“I don’t quite know what to say. I’m a 21 year old gay student at Wesleyan University. I have no affinity for President Bush. I have little respect for him. I knew, on an intellectual level, that he might eventually support this amendment. But to hear him say it aloud – I wasn’t prepared for the emotional response I would have … this is truly, truly devastating. Truly devastating.”
“While it may mean little in the face of the hatred and discrimination expressed by our nation’s leader today, I want you to know you have my wholehearted support. How can it be that two people expressing their love for each other and asking society to recognize that love be a bad thing? How can a couple choosing to spend their life together in a bond of love possibly harm our society? It is beyond my apparently meager comprehension to anticipate the consequences that allowing gay marriage will bear. All I can anticipate is love and acceptance.
It shouldn’t be an important fact, but I am straight. One of my close friends is gay. I’ve watched him experience heartbreak, hope and love over the last few years. His emotions are no less real than mine. His love is given as truly as mine is. Why should we not recognize this? And how dare we amend a document that gives hope and freedom to the world to deny hope and freedom to a group of our own citizens?
It offends me as a straight man, as an American citizen, but more importantly as a human being who believes that each one of us deserves equal dignity, that our president seeks to cloak a beacon of liberty with a veil of intolerance and discrimination. I only wish that President Bush would have turned to the words of a great Republican president and heeded the better angels of his nature to oppose this amendment. It saddens me that his actions do not come as a surprise.”
“What a strange juxtaposition, almost surreal. Today we get “The Passion of Christ” delivered. A bloody, gory, historically inaccurate film sure to stoke religious fundamentalism in America, ironically the same folks who refuse to accept modern science and any notion that homosexuality is anything but a behavioral choice. We get Bush calling for a Constitutional amendment to “protect” marriage. It does not outlaw no-fault divorce, or cheap 5 minute weddings performed by Elvis in Las Vegas. Instead it is a cheap political exploitation, but unlike most others (from both sides of the isle) would attempt to enshrine in the Constitution religious fundamentalism. And finally, we get two new Al Qaeda tapes. How ironic that those fundamentalists in the Arab world may have a more positive view of America because its President will now push to permanently stigmatize gays as inferior and not worthy of full citizenry? Those who really believe in the ideals of this country must now speak up.”

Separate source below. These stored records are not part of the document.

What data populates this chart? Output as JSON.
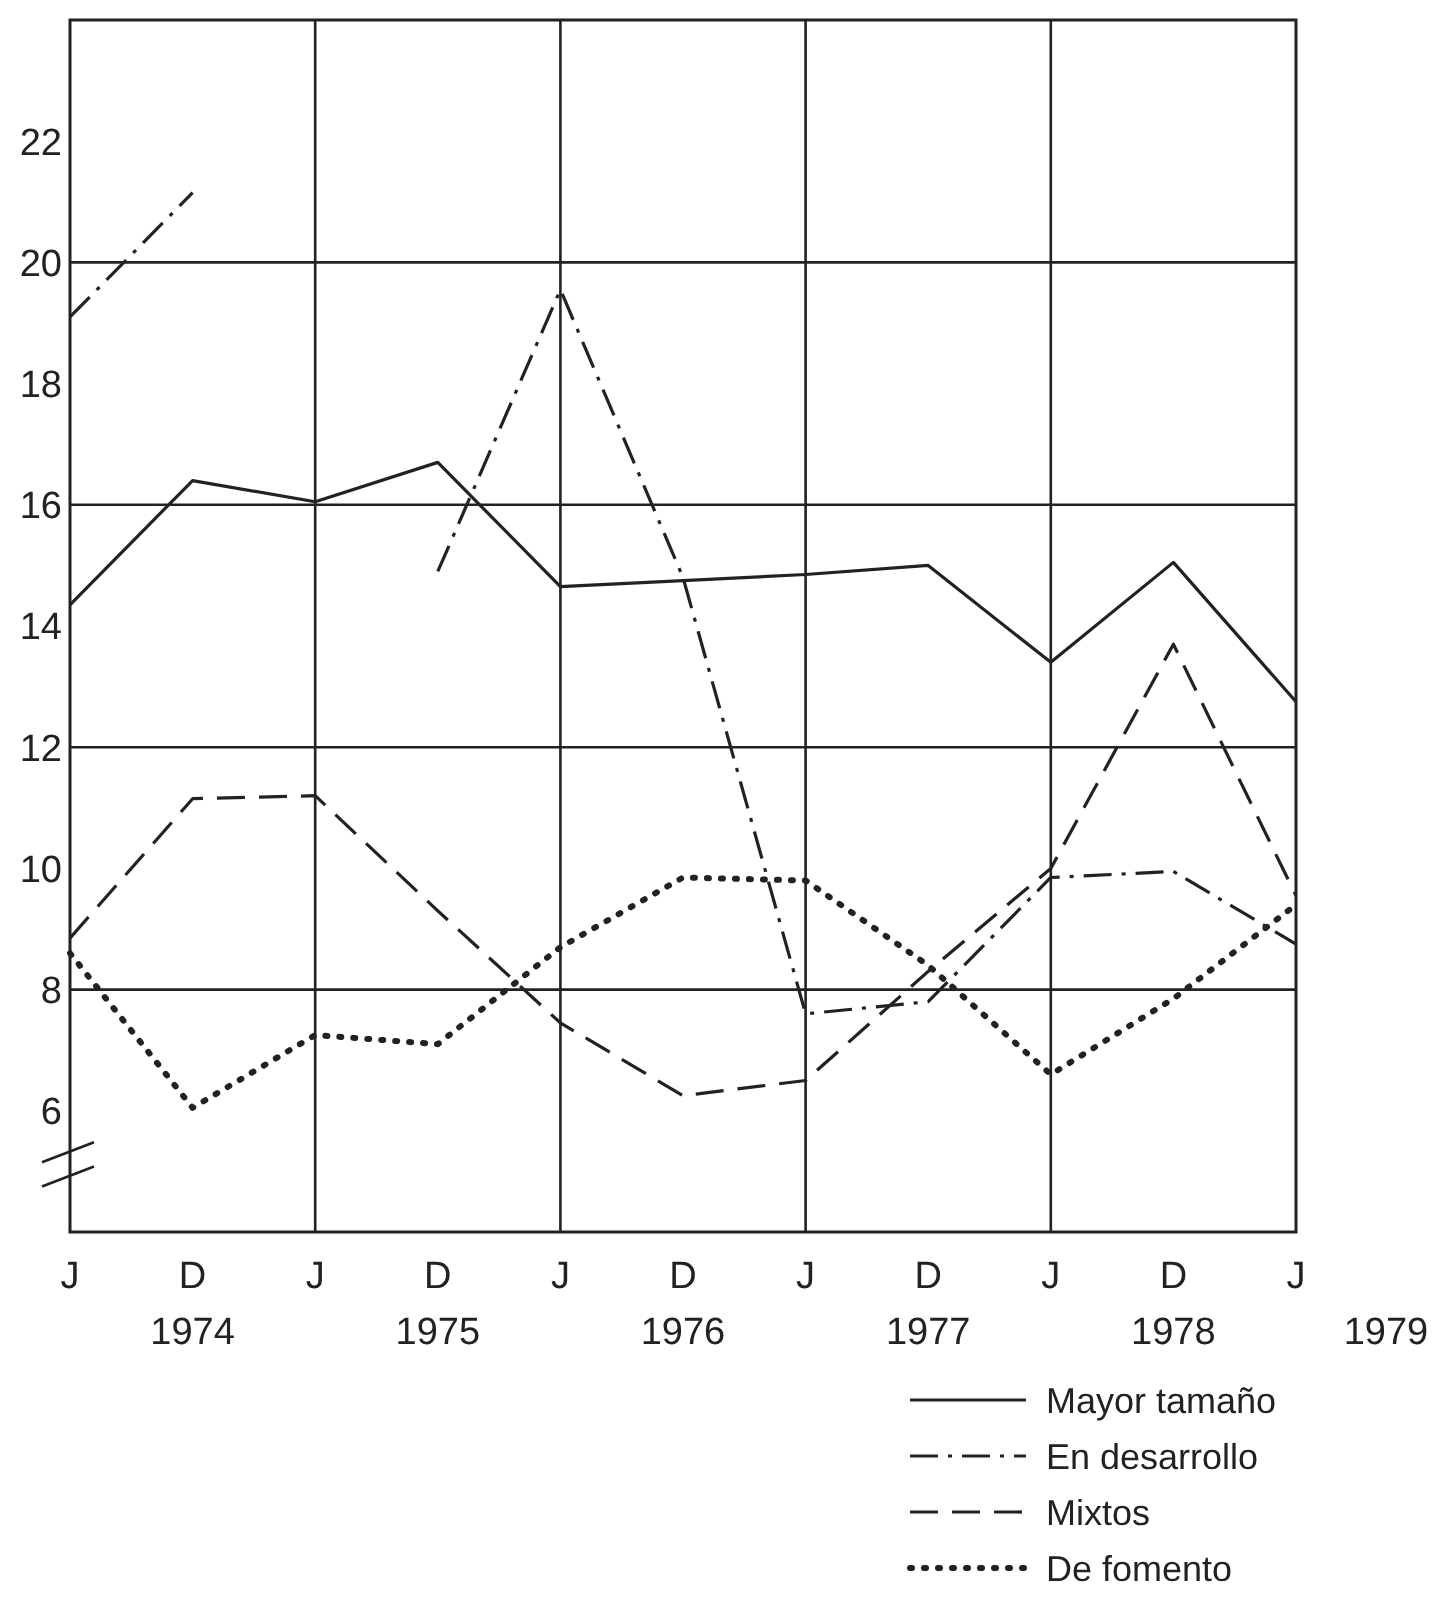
{
  "chart_data": {
    "type": "line",
    "categories": [
      "J",
      "D",
      "J",
      "D",
      "J",
      "D",
      "J",
      "D",
      "J",
      "D",
      "J"
    ],
    "ylim": [
      4,
      24
    ],
    "yticks": [
      6,
      8,
      10,
      12,
      14,
      16,
      18,
      20,
      22
    ],
    "grid": true,
    "legend": "bottom right",
    "annotations": [
      "1974",
      "1975",
      "1976",
      "1977",
      "1978",
      "1979"
    ],
    "series": [
      {
        "name": "Mayor tamaño",
        "color": "#222222",
        "line_style": "solid",
        "values": [
          14.35,
          16.4,
          16.05,
          16.7,
          14.65,
          14.75,
          14.85,
          15.0,
          13.4,
          15.05,
          12.75
        ]
      },
      {
        "name": "En desarrollo",
        "color": "#222222",
        "line_style": "dashdot",
        "values": [
          19.1,
          21.15,
          null,
          14.9,
          19.55,
          14.8,
          7.6,
          7.8,
          9.85,
          9.95,
          8.75
        ]
      },
      {
        "name": "Mixtos",
        "color": "#222222",
        "line_style": "dashed",
        "values": [
          8.85,
          11.15,
          11.2,
          9.3,
          7.45,
          6.25,
          6.5,
          8.3,
          10.0,
          13.7,
          9.55
        ]
      },
      {
        "name": "De fomento",
        "color": "#222222",
        "line_style": "dotted",
        "values": [
          8.6,
          6.05,
          7.25,
          7.1,
          8.7,
          9.85,
          9.8,
          8.4,
          6.6,
          7.85,
          9.4
        ]
      }
    ]
  }
}
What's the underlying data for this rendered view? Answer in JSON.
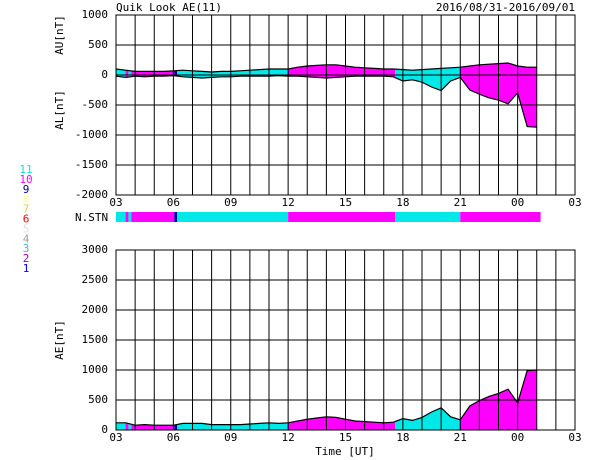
{
  "chart_data": [
    {
      "type": "area",
      "title": "Quik Look AE(11)",
      "subtitle": "2016/08/31-2016/09/01",
      "x": [
        3,
        3.5,
        4,
        4.5,
        5,
        5.5,
        6,
        6.5,
        7,
        7.5,
        8,
        8.5,
        9,
        9.5,
        10,
        10.5,
        11,
        11.5,
        12,
        12.5,
        13,
        13.5,
        14,
        14.5,
        15,
        15.5,
        16,
        16.5,
        17,
        17.5,
        18,
        18.5,
        19,
        19.5,
        20,
        20.5,
        21,
        21.5,
        22,
        22.5,
        23,
        23.5,
        24,
        24.5,
        25
      ],
      "series": [
        {
          "name": "AU[nT]",
          "color": "#000000",
          "values": [
            100,
            80,
            60,
            60,
            60,
            60,
            70,
            80,
            70,
            60,
            50,
            60,
            60,
            70,
            80,
            90,
            100,
            100,
            100,
            130,
            150,
            160,
            170,
            170,
            150,
            130,
            120,
            110,
            100,
            100,
            90,
            80,
            90,
            100,
            110,
            120,
            130,
            150,
            170,
            180,
            190,
            200,
            150,
            130,
            130
          ]
        },
        {
          "name": "AL[nT]",
          "color": "#000000",
          "values": [
            -20,
            -40,
            -20,
            -30,
            -20,
            -20,
            -10,
            -30,
            -40,
            -50,
            -40,
            -30,
            -30,
            -20,
            -20,
            -20,
            -20,
            -10,
            -20,
            -20,
            -30,
            -40,
            -50,
            -40,
            -30,
            -20,
            -20,
            -20,
            -20,
            -30,
            -100,
            -80,
            -120,
            -200,
            -260,
            -100,
            -40,
            -250,
            -320,
            -380,
            -420,
            -480,
            -300,
            -860,
            -870
          ]
        }
      ],
      "xlim": [
        3,
        27
      ],
      "xticks": [
        {
          "value": 3,
          "label": "03"
        },
        {
          "value": 6,
          "label": "06"
        },
        {
          "value": 9,
          "label": "09"
        },
        12,
        15,
        18,
        21,
        {
          "value": 24,
          "label": "00"
        },
        {
          "value": 27,
          "label": "03"
        }
      ],
      "xminor": [
        4,
        5,
        7,
        8,
        10,
        11,
        13,
        14,
        16,
        17,
        19,
        20,
        22,
        23,
        25,
        26
      ],
      "ylim": [
        -2000,
        1000
      ],
      "yticks": [
        1000,
        500,
        0,
        -500,
        -1000,
        -1500,
        -2000
      ],
      "grid": true
    },
    {
      "type": "strip",
      "label": "N.STN",
      "segments": [
        {
          "start": 3,
          "end": 3.5,
          "n": 11
        },
        {
          "start": 3.5,
          "end": 3.65,
          "n": 10
        },
        {
          "start": 3.65,
          "end": 3.8,
          "n": 11
        },
        {
          "start": 3.8,
          "end": 6.05,
          "n": 10
        },
        {
          "start": 6.05,
          "end": 6.2,
          "n": 9
        },
        {
          "start": 6.2,
          "end": 12,
          "n": 11
        },
        {
          "start": 12,
          "end": 17.6,
          "n": 10
        },
        {
          "start": 17.6,
          "end": 21,
          "n": 11
        },
        {
          "start": 21,
          "end": 25.2,
          "n": 10
        }
      ],
      "legend": [
        {
          "n": 11,
          "color": "#00e8e8"
        },
        {
          "n": 10,
          "color": "#ff00ff"
        },
        {
          "n": 9,
          "color": "#0000a0"
        },
        {
          "n": 8,
          "color": "#ffff90"
        },
        {
          "n": 7,
          "color": "#d8d840"
        },
        {
          "n": 6,
          "color": "#ff0000"
        },
        {
          "n": 5,
          "color": "#e0e0e0"
        },
        {
          "n": 4,
          "color": "#a0a0a0"
        },
        {
          "n": 3,
          "color": "#40c0c0"
        },
        {
          "n": 2,
          "color": "#a000a0"
        },
        {
          "n": 1,
          "color": "#0000ff"
        }
      ]
    },
    {
      "type": "area",
      "xlabel": "Time [UT]",
      "x": [
        3,
        3.5,
        4,
        4.5,
        5,
        5.5,
        6,
        6.5,
        7,
        7.5,
        8,
        8.5,
        9,
        9.5,
        10,
        10.5,
        11,
        11.5,
        12,
        12.5,
        13,
        13.5,
        14,
        14.5,
        15,
        15.5,
        16,
        16.5,
        17,
        17.5,
        18,
        18.5,
        19,
        19.5,
        20,
        20.5,
        21,
        21.5,
        22,
        22.5,
        23,
        23.5,
        24,
        24.5,
        25
      ],
      "series": [
        {
          "name": "AE[nT]",
          "color": "#000000",
          "values": [
            120,
            120,
            80,
            90,
            80,
            80,
            80,
            110,
            110,
            110,
            90,
            90,
            90,
            90,
            100,
            110,
            120,
            110,
            120,
            150,
            180,
            200,
            220,
            210,
            180,
            150,
            140,
            130,
            120,
            130,
            190,
            160,
            210,
            300,
            370,
            220,
            170,
            400,
            490,
            560,
            610,
            680,
            450,
            990,
            1000
          ]
        }
      ],
      "xlim": [
        3,
        27
      ],
      "xticks": [
        {
          "value": 3,
          "label": "03"
        },
        {
          "value": 6,
          "label": "06"
        },
        {
          "value": 9,
          "label": "09"
        },
        12,
        15,
        18,
        21,
        {
          "value": 24,
          "label": "00"
        },
        {
          "value": 27,
          "label": "03"
        }
      ],
      "xminor": [
        4,
        5,
        7,
        8,
        10,
        11,
        13,
        14,
        16,
        17,
        19,
        20,
        22,
        23,
        25,
        26
      ],
      "ylim": [
        0,
        3000
      ],
      "yticks": [
        0,
        500,
        1000,
        1500,
        2000,
        2500,
        3000
      ],
      "grid": true
    }
  ]
}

“Islamists want to keep human understanding and progress trapped in the 8th Century. Keeping it trapped in the 20th is surely just as awful. History will not look kindly on George W. Bush, even if his foreign policy ends up being what saves the future. We will take that for granted. But future generations will look back and see how he demanded the Constitution’s alteration to discriminate against a minority group. This is what he will be remembered for. This will be his legacy.”